Fr Ed O’Connell reports on Peru’s no-win Covid-19 situation

Jul 31, 2020

National Independence Days, 28th and 29th July, were anything but the usual holiday! The Archbishop of Lima in his Te Deum homily called on all to work for the Common Good.

The President gave a long address to the Congress on the 28th July, broadcast nationally, recognising the sacrifices of those who died of Covid-19 in the in line of duty, more than 300 police and more than 60 doctors, 30 nurses and a number of auxiliary staff. There was none of the usual celebrations or military parades on 29th July.

We are in a no-win situation, Covid-19 had reached a plateau of around 3,700 new cases but now, over the past week, this has increased to 5,000 new cases. The number of deaths averages 200 daily. Those under 14 and over 65 continue in lockdown at least until the 31st July and there is a curfew from 10pm to 4am every day.

After a month on the ‘plateau’, the people are out and about infecting each other, even children when the adults come home from work. As a result, the Children’s Hospital in Lima is inundated with cases, many staff are off sick with Covid-19, and those left are finding it difficult to cope, they are exhausted covering so many shifts.

The total number of cases of Coronavirus on 29th July in Peru was 400,683 with 232,062 in Lima and Callao (58%). 18,816 deaths, some 9,912 in Lima and Callao (53%) were recorded from Covid-19 in Peru on 29th July.

“We think there are about 45,000 people who have lost their lives in this moment, the greater majority from Covid-19, and some of these may not be (from this cause)”, the Minister of Health said at a press conference according to La Republica (29th July).

This bears out the report in the Financial Times on the 13th July which stated that the excess number of deaths in Peru was 40,100 this year so far. 71% of the official death toll were men and 29% women according to the Ministry of Health.

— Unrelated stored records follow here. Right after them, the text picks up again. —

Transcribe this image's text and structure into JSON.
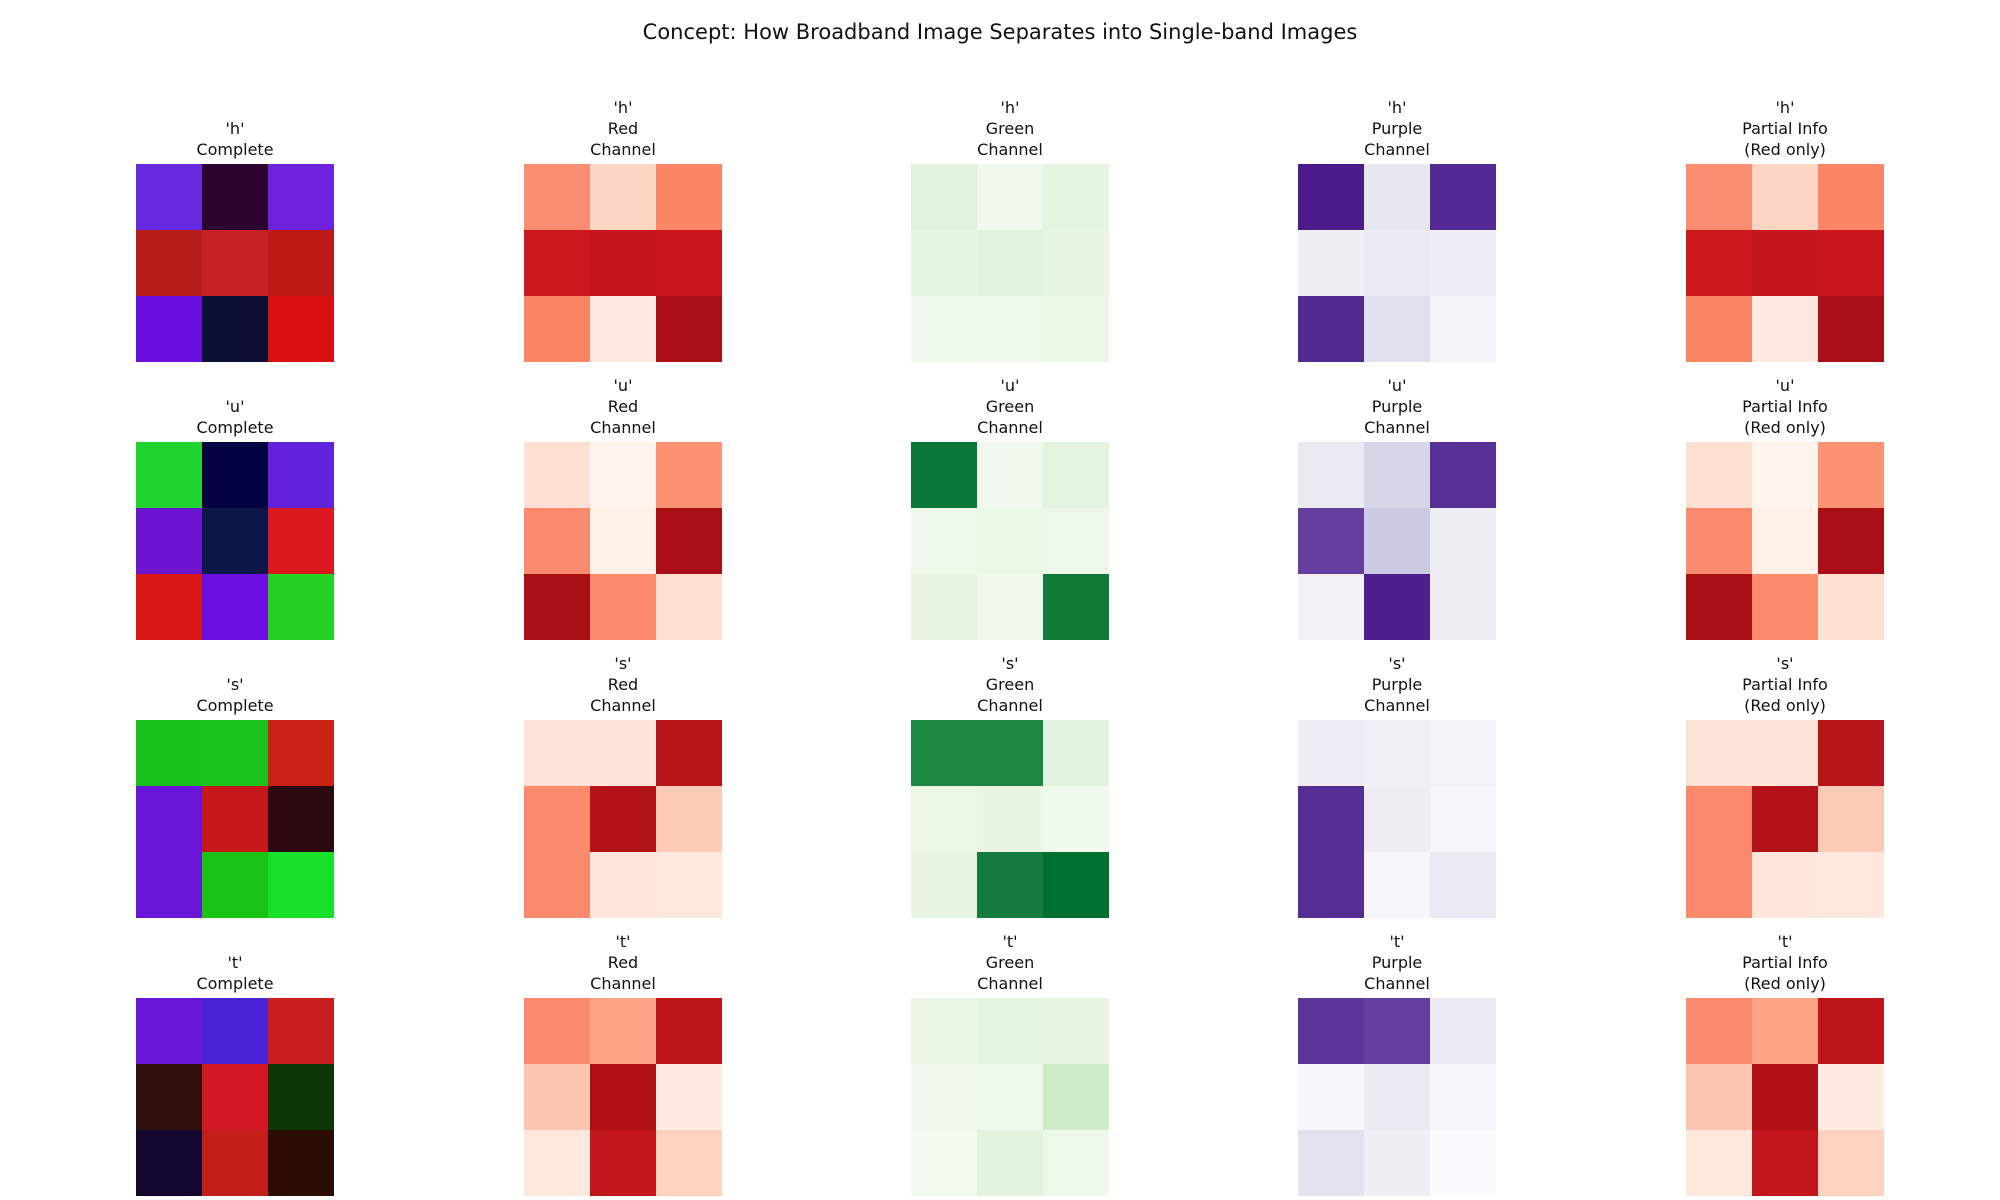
{
  "title": "Concept: How Broadband Image Separates into Single-band Images",
  "column_labels": {
    "complete": [
      "Complete"
    ],
    "red": [
      "Red",
      "Channel"
    ],
    "green": [
      "Green",
      "Channel"
    ],
    "purple": [
      "Purple",
      "Channel"
    ],
    "partial": [
      "Partial Info",
      "(Red only)"
    ]
  },
  "rows": [
    {
      "letter": "'h'",
      "complete": [
        [
          "#6629e0",
          "#2b0430",
          "#6d22dc"
        ],
        [
          "#b91d1a",
          "#c62124",
          "#bf1a16"
        ],
        [
          "#6b0fde",
          "#0e0f34",
          "#d90f12"
        ]
      ],
      "red": [
        [
          "#fb8d71",
          "#fdd5c4",
          "#fc8565"
        ],
        [
          "#ca181d",
          "#c4161c",
          "#c7171c"
        ],
        [
          "#fc8565",
          "#fee9e0",
          "#a91016"
        ]
      ],
      "green": [
        [
          "#e1f3dc",
          "#f1f9ee",
          "#e5f5e0"
        ],
        [
          "#e6f5e1",
          "#e1f3dc",
          "#e8f6e3"
        ],
        [
          "#f0f9ed",
          "#edf7ea",
          "#ebf7e7"
        ]
      ],
      "purple": [
        [
          "#4b1b8b",
          "#e6e6f1",
          "#532a93"
        ],
        [
          "#efeef5",
          "#ebeaf3",
          "#efeef6"
        ],
        [
          "#532a92",
          "#e1e0ee",
          "#f4f3f8"
        ]
      ],
      "partial": [
        [
          "#fb8d71",
          "#fdd5c4",
          "#fc8565"
        ],
        [
          "#ca181d",
          "#c4161c",
          "#c7171c"
        ],
        [
          "#fc8565",
          "#fee9e0",
          "#a91016"
        ]
      ]
    },
    {
      "letter": "'u'",
      "complete": [
        [
          "#1fd42c",
          "#020340",
          "#6322db"
        ],
        [
          "#6c14d0",
          "#0b1748",
          "#dc181f"
        ],
        [
          "#d81817",
          "#6b0fe2",
          "#25d221"
        ]
      ],
      "red": [
        [
          "#fee0d3",
          "#fff3ed",
          "#fc9272"
        ],
        [
          "#fb8b6d",
          "#fff0e8",
          "#a91016"
        ],
        [
          "#a91016",
          "#fb8b6d",
          "#fee0d3"
        ]
      ],
      "green": [
        [
          "#0b7736",
          "#f1f9ee",
          "#e4f4df"
        ],
        [
          "#eef8ea",
          "#ebf7e7",
          "#edf7ea"
        ],
        [
          "#e7f5e2",
          "#f1f9ee",
          "#0f7b37"
        ]
      ],
      "purple": [
        [
          "#ebeaf3",
          "#d6d6e8",
          "#573095"
        ],
        [
          "#653f9f",
          "#cbcae3",
          "#efeef5"
        ],
        [
          "#f2f1f7",
          "#4f1e8d",
          "#f0eff6"
        ]
      ],
      "partial": [
        [
          "#fee0d3",
          "#fff3ed",
          "#fc9272"
        ],
        [
          "#fb8b6d",
          "#fff0e8",
          "#a91016"
        ],
        [
          "#a91016",
          "#fb8b6d",
          "#fee0d3"
        ]
      ]
    },
    {
      "letter": "'s'",
      "complete": [
        [
          "#1ac11c",
          "#1bc11c",
          "#cc2216"
        ],
        [
          "#6816d9",
          "#c6181b",
          "#2c090e"
        ],
        [
          "#6816d8",
          "#1ac316",
          "#18e028"
        ]
      ],
      "red": [
        [
          "#fee3d6",
          "#fee3d6",
          "#b61419"
        ],
        [
          "#fb8a6c",
          "#b21218",
          "#fdcab5"
        ],
        [
          "#fb8a6c",
          "#fee6da",
          "#fee7dc"
        ]
      ],
      "green": [
        [
          "#1d8844",
          "#1d8844",
          "#e1f3dc"
        ],
        [
          "#ebf7e7",
          "#e8f6e3",
          "#f0f9ed"
        ],
        [
          "#e8f6e3",
          "#147d3d",
          "#00702e"
        ]
      ],
      "purple": [
        [
          "#efedf5",
          "#f1f0f7",
          "#f3f2f8"
        ],
        [
          "#552f94",
          "#efeef5",
          "#f6f5f9"
        ],
        [
          "#542e93",
          "#f6f5f9",
          "#ebeaf4"
        ]
      ],
      "partial": [
        [
          "#fee3d6",
          "#fee3d6",
          "#b61419"
        ],
        [
          "#fb8a6c",
          "#b21218",
          "#fdcab5"
        ],
        [
          "#fb8a6c",
          "#fee6da",
          "#fee7dc"
        ]
      ]
    },
    {
      "letter": "'t'",
      "complete": [
        [
          "#6816d8",
          "#4a23d7",
          "#c91d1e"
        ],
        [
          "#2d0e0a",
          "#d21625",
          "#0d3609"
        ],
        [
          "#14072f",
          "#c31f18",
          "#2b0d02"
        ]
      ],
      "red": [
        [
          "#fb8b6d",
          "#fca486",
          "#bd151a"
        ],
        [
          "#fdc6b0",
          "#af1117",
          "#feebe2"
        ],
        [
          "#fee7dc",
          "#c1161b",
          "#fdd2bf"
        ]
      ],
      "green": [
        [
          "#eaf7e6",
          "#e6f5e1",
          "#e7f5e2"
        ],
        [
          "#f1f9ee",
          "#edf8ea",
          "#cfecc9"
        ],
        [
          "#f3faf0",
          "#e1f3dc",
          "#edf8ea"
        ]
      ],
      "purple": [
        [
          "#5b3698",
          "#653f9f",
          "#ecebf4"
        ],
        [
          "#f8f7fb",
          "#ecebf4",
          "#f8f7fb"
        ],
        [
          "#e3e2ef",
          "#f0eff6",
          "#fbfafc"
        ]
      ],
      "partial": [
        [
          "#fb8b6d",
          "#fca486",
          "#bd151a"
        ],
        [
          "#fdc6b0",
          "#af1117",
          "#feebe2"
        ],
        [
          "#fee7dc",
          "#c1161b",
          "#fdd2bf"
        ]
      ]
    }
  ]
}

The Peru Support group reported recently, “The health system is increasingly unable to deal with the spread of the virus, especially in the south of the country. Arequipa is one of the regions worst hit. People are dying waiting to access hospitals, in their homes and in the street. Bodies are reported to be decomposing in the corridors of the Honorario Delgado Espinoza hospital in Arequipa. Oxygen is being administered to people in cars waiting in the hospital car park.”

This is now true in many parts of the country.

I accompany Manuel Duato Special Needs School, a Columban project. The teachers are in virtual contact with the parents and through them with nearly 400 children. We have helped 44 families on two occasions, as they have little to no income and are desperate.

The Warmi Huasi project, which I also accompany, works with children at risk in both San Benito, on the north side of Lima in the district of Carabayllo, and in the Province of Paucar de Sara Sara, high up in the Andes mountains in the department of Ayacucho.

In Ayacucho, we are communicating virtually with the parents, teachers and municipal officials to remind them constantly of the steps to protect themselves and the children from the virus. We have given out all the books from the reading clubs so that the children have something to read at home.

In San Benito, of those we know, 60 families fall outside the help offered by the Government and are desperate. We have helped them several times with small amounts of money. It is all a drop in the ocean but to those who have received this help, it means everything!

The mothers of the four homework clubs we run, have started communal kitchens. A key local community leader started another communal kitchen. The number of families being helped in the five communal kitchens has increased to 160, by an average of five per family, and you have 800 people receiving a meal each day.

Unfortunately, this is just a sign of the times to come. In the communal kitchen run out of the chapel in San Benito, they have 12 social cases: six elderly, an abandoned mother with her five children and also 45 children, mostly from the homework club.

We are in the middle of winter and with the help of friends, they managed to distribute secondhand clothes to families in need and a bed to one family who were sleeping on the floor. Often, I am told, that the children are the ones reminding their mothers to put on their masks before going out!

I have contact with Venezuelan families and have helped them with varying amounts, according to their need. We had worked with them in a program run by UNICEF, in which Warmi Huasi participated. Some are desperate to go home; all are hungry and some have been forcibly removed from their rented accommodation.

To be so far from home and in such a desperate situation. How do the mothers stay sane and what do they say to their children?

The people try to be resilient, they keep going and many share what they have with others when the need arises. The adults keep going, for the sake of their children and for their parents, many of whom live with them.

As a nation, many Peruvians started their lives in poverty and gradually improved their lot but now many of the 70% who work in the informal sector are destined to return to poverty.